經由小喬安的敘述與我個人想象力的補全,我大致上把握住了現場的情況:喬安最後還是沒有死去,尉遲那粗暴到足以置人於死地的分離儀式還是失敗了。
就在分離儀式即將完成的時候,遍布喬安身體各處的血液符文陡然失去了形狀,從喬安身體向外滲出飄散的灰色霧氣亦是消失不見。

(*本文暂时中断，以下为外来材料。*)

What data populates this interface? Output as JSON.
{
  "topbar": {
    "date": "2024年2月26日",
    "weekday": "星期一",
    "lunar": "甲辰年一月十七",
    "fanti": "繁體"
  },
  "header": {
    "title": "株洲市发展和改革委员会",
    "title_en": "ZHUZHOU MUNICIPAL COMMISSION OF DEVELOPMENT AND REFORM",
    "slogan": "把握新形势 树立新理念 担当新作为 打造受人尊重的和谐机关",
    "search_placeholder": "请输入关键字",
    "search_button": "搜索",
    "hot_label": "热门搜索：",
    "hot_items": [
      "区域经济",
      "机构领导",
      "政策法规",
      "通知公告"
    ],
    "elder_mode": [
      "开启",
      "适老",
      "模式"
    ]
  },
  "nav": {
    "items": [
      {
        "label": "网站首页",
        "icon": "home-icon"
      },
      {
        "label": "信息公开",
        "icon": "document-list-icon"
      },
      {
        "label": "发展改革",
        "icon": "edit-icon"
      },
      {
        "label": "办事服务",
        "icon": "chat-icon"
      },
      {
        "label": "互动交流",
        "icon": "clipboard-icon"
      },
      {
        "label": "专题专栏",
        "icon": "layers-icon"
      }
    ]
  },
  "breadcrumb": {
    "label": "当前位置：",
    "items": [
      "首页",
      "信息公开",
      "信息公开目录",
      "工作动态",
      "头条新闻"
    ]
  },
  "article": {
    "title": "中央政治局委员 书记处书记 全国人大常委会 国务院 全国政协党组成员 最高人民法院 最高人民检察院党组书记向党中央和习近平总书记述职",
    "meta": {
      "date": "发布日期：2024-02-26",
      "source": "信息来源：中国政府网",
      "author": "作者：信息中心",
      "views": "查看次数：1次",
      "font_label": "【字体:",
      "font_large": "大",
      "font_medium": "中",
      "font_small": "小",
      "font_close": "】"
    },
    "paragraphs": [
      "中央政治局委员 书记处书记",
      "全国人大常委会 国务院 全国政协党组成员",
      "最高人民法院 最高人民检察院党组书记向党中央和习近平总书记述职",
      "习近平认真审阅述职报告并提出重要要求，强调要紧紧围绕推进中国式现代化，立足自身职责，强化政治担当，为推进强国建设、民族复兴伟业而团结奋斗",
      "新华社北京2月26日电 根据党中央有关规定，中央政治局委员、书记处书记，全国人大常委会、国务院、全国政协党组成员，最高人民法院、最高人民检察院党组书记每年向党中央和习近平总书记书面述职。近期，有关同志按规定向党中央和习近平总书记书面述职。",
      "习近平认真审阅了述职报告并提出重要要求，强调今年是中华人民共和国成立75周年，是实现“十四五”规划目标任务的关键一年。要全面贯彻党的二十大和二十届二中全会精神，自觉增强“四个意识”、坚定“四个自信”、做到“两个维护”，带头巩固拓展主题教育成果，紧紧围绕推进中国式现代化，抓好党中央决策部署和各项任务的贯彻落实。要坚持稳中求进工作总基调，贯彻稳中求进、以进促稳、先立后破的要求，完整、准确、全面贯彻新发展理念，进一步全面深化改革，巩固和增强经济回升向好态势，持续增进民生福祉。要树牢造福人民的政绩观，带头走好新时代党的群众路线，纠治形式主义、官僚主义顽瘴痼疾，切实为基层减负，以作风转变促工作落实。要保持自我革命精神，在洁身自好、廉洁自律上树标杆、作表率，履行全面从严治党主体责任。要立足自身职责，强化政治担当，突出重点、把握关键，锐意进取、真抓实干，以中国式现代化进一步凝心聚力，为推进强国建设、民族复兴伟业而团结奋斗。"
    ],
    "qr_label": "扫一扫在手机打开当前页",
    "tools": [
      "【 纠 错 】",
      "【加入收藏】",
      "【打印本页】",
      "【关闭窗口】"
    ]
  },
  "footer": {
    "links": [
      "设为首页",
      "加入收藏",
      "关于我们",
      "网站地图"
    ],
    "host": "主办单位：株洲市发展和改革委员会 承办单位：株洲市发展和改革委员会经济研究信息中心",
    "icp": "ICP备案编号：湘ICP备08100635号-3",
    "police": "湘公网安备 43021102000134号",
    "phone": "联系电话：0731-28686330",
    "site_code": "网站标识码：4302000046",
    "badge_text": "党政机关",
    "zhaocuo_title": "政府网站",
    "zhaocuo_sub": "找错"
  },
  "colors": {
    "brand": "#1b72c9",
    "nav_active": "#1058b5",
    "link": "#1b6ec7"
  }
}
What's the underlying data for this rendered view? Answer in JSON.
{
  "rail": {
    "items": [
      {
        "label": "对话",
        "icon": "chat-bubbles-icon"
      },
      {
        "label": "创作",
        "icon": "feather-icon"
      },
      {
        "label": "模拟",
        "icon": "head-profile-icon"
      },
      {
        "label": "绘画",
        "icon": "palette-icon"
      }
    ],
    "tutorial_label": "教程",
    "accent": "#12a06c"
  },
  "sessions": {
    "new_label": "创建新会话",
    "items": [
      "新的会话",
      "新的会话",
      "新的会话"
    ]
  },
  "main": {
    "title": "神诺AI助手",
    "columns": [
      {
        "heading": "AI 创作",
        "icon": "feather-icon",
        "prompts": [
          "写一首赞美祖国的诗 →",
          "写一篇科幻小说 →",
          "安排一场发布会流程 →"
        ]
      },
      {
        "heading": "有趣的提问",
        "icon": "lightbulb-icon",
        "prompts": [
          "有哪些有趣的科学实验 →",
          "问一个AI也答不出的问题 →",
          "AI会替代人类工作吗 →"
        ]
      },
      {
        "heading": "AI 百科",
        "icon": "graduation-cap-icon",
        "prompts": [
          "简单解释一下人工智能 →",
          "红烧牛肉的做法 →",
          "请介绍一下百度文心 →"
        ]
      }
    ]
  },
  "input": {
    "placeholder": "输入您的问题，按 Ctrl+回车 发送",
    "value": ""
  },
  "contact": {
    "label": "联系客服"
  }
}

尉遲拿著木盒陷入了措手不及的狀態,估計在他看來,他做的分離儀式應該沒有錯誤的地方,縱使做得過於粗暴,也不至於在中途突然停止才對。
他再次嚐試,而那些失去形狀的血液則再次被他操縱了起來,化為一個又一個的符文,在喬安身體各處重新描繪。
但是他隻來得及描繪一半,庫房的牆壁就被青色的雷霆所擊碎。雷霆勢頭不減地射到尉遲的麵前,化為了手持雷電劍的美麗女性外形。
青鳥一劍斬向了尉遲。
……
尉遲的分離儀式之所以會失敗,當然不是因為他把符文畫錯了,也不是因為運氣不好,而是因為我在那時做了一件事。
在他快要把灰灰從喬安的身體裏分離出來的時候,我承認自己焦頭爛額得不行。就好像考試還有最後一分鍾,自己的試卷上卻還有超過一半的題目沒有寫一樣,甚至浮現出了些許索性投筆認輸的念頭。但是在小喬安的目光下,我當然不會那麽簡單就表現出灰心的態度。隻是我到底要如何是好呢?要說我擅長什麽,也無非就是揮揮斧頭而已,哪裏有辦法對兩公裏半之外的,連具體位置都不曉得的地方橫加幹涉?
在無計可施的處境下,我甚至不合時宜地冒出來了個“黑色幽默”的想法:要阻止尉遲的儀式其實很簡單,隻要我用塞壬之刃劈碎身邊這個小喬安的頭顱,憑借塞壬之刃的特性遠程殺死作為本體的喬安就可以了。而分離儀式的對象要是突然死亡,那麽儀式自然也就隻能告吹了。當然,就算殺了我,我也不可能做出來那種事情。